Serving the Big Horn Basin for over 100 years
CHEYENNE – Governor Matt Mead held a phone conference on Monday addressing the most recent Consensus Revenue Estimating Group Report (CREG), and outlining budgetary goals for 2017. The CREG projections are the basis for state budgetary recommendations.
According to the 2015-16 actual versus 2017-18 projected revenue, the CREG report showed an actual $138 million drop below projection, creating a $42 million shortfall. Total actual revenue available for the state is at just under $2 billion.
As explained by Governor Mead, the revenue shortfall, due to decreased coal and gas revenues, amounted to a negative $355 million to the state general fund, leaving only $156 million available.
According to the report, 2017-18 appropriations for spending would amount to just under $2 billion, after $250 million in legislative reductions.
The budget reserve for 2017 would be $8,157,625, down from $104 million in 2015.
“As of October 17 we have realized gains of around $26 million,” Mead told the press. “As we make cuts that are difficult to make, we will continue to grow our rainy day and savings funds.”
Mead mentioned that commodity prices are on the way back up, which would provide enhanced mineral revenue to the states, but after facing $250 million in cuts, the savings will take time to rebuild.
“We haven’t built our budget [for 2017] yet,” reminded Mead, “so I haven’t addressed what we will do about education, but I will say we would use our rainy day fund over the next two years for things like Title 25 programs.”
He added, “We have to be conservative in the use of the rainy day fund, but we are not going to cut our way back into prosperity,” Mead said. “When 70 percent of your revenues come from minerals, you have to recognize that is a big deal.”

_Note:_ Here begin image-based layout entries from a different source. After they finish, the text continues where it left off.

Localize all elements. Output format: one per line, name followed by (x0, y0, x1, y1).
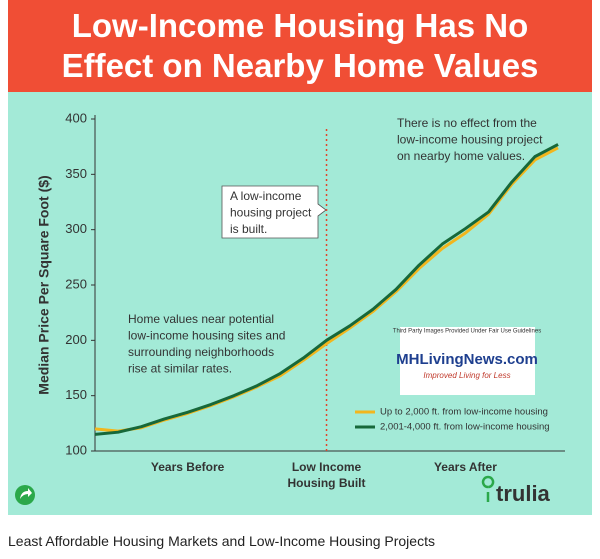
header: Low-Income Housing Has No Effect on Near… (8, 0, 592, 92)
x-tick-label: Years Before (150, 460, 225, 474)
brand: trulia (496, 481, 551, 506)
watermark-tagline: Improved Living for Less (423, 371, 510, 380)
annotation: rise at similar rates. (128, 362, 232, 376)
y-tick-label: 150 (65, 387, 87, 402)
caption: Least Affordable Housing Markets and Low… (8, 533, 435, 549)
annotation: Home values near potential (128, 312, 274, 326)
x-tick-label: Years After (433, 460, 497, 474)
chart-title: Low-Income Housing Has No Effect on Near… (61, 7, 539, 84)
series-line (94, 143, 559, 436)
annotation: is built. (230, 222, 267, 236)
watermark: Third Party Images Provided Under Fair U… (393, 327, 541, 395)
y-tick-label: 250 (65, 276, 87, 291)
legend-label: Up to 2,000 ft. from low-income housing (380, 407, 548, 418)
share-icon[interactable] (15, 485, 35, 505)
x-tick-label: Low Income Housing Built (287, 460, 366, 490)
share-arrow (20, 488, 32, 499)
annotation: low-income housing sites and (128, 329, 285, 343)
y-axis-label: Median Price Per Square Foot ($) (36, 175, 52, 394)
callout-box (221, 185, 327, 239)
y-tick-label: 200 (65, 332, 87, 347)
y-tick-label: 350 (65, 166, 87, 181)
watermark-box (400, 327, 535, 395)
y-tick-label: 100 (65, 442, 87, 457)
brand-pin (481, 475, 495, 502)
annotation: surrounding neighborhoods (128, 345, 274, 359)
annotation: A low-income (230, 189, 302, 203)
watermark-name: MHLivingNews.com (396, 351, 538, 368)
legend-label: 2,001-4,000 ft. from low-income housing (380, 422, 550, 433)
chart-background (8, 92, 592, 515)
watermark-notice: Third Party Images Provided Under Fair U… (393, 329, 541, 335)
y-tick-label: 300 (65, 221, 87, 236)
annotation: low-income housing project (397, 133, 543, 147)
annotation: on nearby home values. (397, 149, 525, 163)
annotation: housing project (230, 206, 312, 220)
y-tick-label: 400 (65, 110, 87, 125)
annotation: There is no effect from the (397, 116, 537, 130)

Mead said he won’t propose any additional cuts to state agency budgets in response to the revenue forecast but will present a draft budget to lawmakers in early December. The Legislature will convene in January.

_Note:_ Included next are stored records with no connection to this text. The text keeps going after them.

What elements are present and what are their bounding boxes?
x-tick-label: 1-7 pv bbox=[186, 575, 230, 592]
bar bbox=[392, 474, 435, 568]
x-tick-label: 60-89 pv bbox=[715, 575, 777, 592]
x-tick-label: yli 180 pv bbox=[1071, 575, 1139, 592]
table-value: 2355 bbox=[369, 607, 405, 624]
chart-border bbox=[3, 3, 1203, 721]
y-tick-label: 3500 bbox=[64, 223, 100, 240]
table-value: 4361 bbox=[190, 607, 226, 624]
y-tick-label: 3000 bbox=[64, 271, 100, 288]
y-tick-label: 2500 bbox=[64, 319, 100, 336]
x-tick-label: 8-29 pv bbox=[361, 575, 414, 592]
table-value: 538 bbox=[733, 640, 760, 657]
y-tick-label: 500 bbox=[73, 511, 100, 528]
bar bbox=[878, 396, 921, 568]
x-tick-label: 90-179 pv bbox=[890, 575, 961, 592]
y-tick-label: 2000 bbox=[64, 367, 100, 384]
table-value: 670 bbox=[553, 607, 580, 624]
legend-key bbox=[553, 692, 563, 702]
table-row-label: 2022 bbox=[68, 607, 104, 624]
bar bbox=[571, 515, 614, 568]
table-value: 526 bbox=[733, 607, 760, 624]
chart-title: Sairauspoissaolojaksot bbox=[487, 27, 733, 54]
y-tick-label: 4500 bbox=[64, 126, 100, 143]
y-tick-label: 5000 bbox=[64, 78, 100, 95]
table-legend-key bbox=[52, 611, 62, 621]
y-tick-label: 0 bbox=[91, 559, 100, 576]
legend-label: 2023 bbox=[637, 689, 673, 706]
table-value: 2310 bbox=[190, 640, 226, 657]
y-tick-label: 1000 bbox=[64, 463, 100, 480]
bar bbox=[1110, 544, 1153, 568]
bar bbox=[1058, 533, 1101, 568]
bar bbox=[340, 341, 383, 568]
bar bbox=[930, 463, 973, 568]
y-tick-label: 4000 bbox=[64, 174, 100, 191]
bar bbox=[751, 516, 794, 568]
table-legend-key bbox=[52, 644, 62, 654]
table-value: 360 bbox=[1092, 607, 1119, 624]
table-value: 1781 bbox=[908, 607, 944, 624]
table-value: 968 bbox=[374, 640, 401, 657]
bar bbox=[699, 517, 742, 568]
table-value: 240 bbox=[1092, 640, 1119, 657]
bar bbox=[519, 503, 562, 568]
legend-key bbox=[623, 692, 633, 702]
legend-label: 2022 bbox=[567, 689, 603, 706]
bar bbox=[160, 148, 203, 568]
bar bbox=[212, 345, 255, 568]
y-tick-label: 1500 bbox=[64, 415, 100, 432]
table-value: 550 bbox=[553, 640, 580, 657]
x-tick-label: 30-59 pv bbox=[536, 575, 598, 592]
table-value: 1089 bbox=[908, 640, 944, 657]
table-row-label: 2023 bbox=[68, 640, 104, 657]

State lawmakers early this year approved spending roughly $300 million from the state’s so-called rainy day fund, leaving about $1.5 billion. Mead said he doesn’t know yet how much he will propose the state should spend from the fund next year.
Mead again stressed the need to expand Medicare, stating that revenue was being missed without expansion, and noted that “most of our hospitals are running on only 60 days worth of emergency cash.”
“It’s still a hard news story, but it’s not a disaster,” said Mead, noting that the state budget will take years to correct. “Relative to the size of our budget, it’s something we can get through.”
The CREG report states that the decline in coal production that Wyoming has experienced so far this calendar year has been unprecedented. “Surface coal production in Wyoming declined by 58 million tons, or 31.8 percent, year-over-year for the first six months of calendar year 2016,” it states.
“There is not a lot of optimism in any of the three major commodities, oil, coal and natural gas,” said CREG Co-Chairman Alex Kean told the Associated Press Monday. “And what the state experienced in 2016 is decreasing in price and production in all three of those at the same time.”
Wyoming, the nation’s leading coal-producing state, has seen federal coal-lease bonus payments and mineral royalty payments drop by roughly 50 percent, or $500 million a year, over the last decade.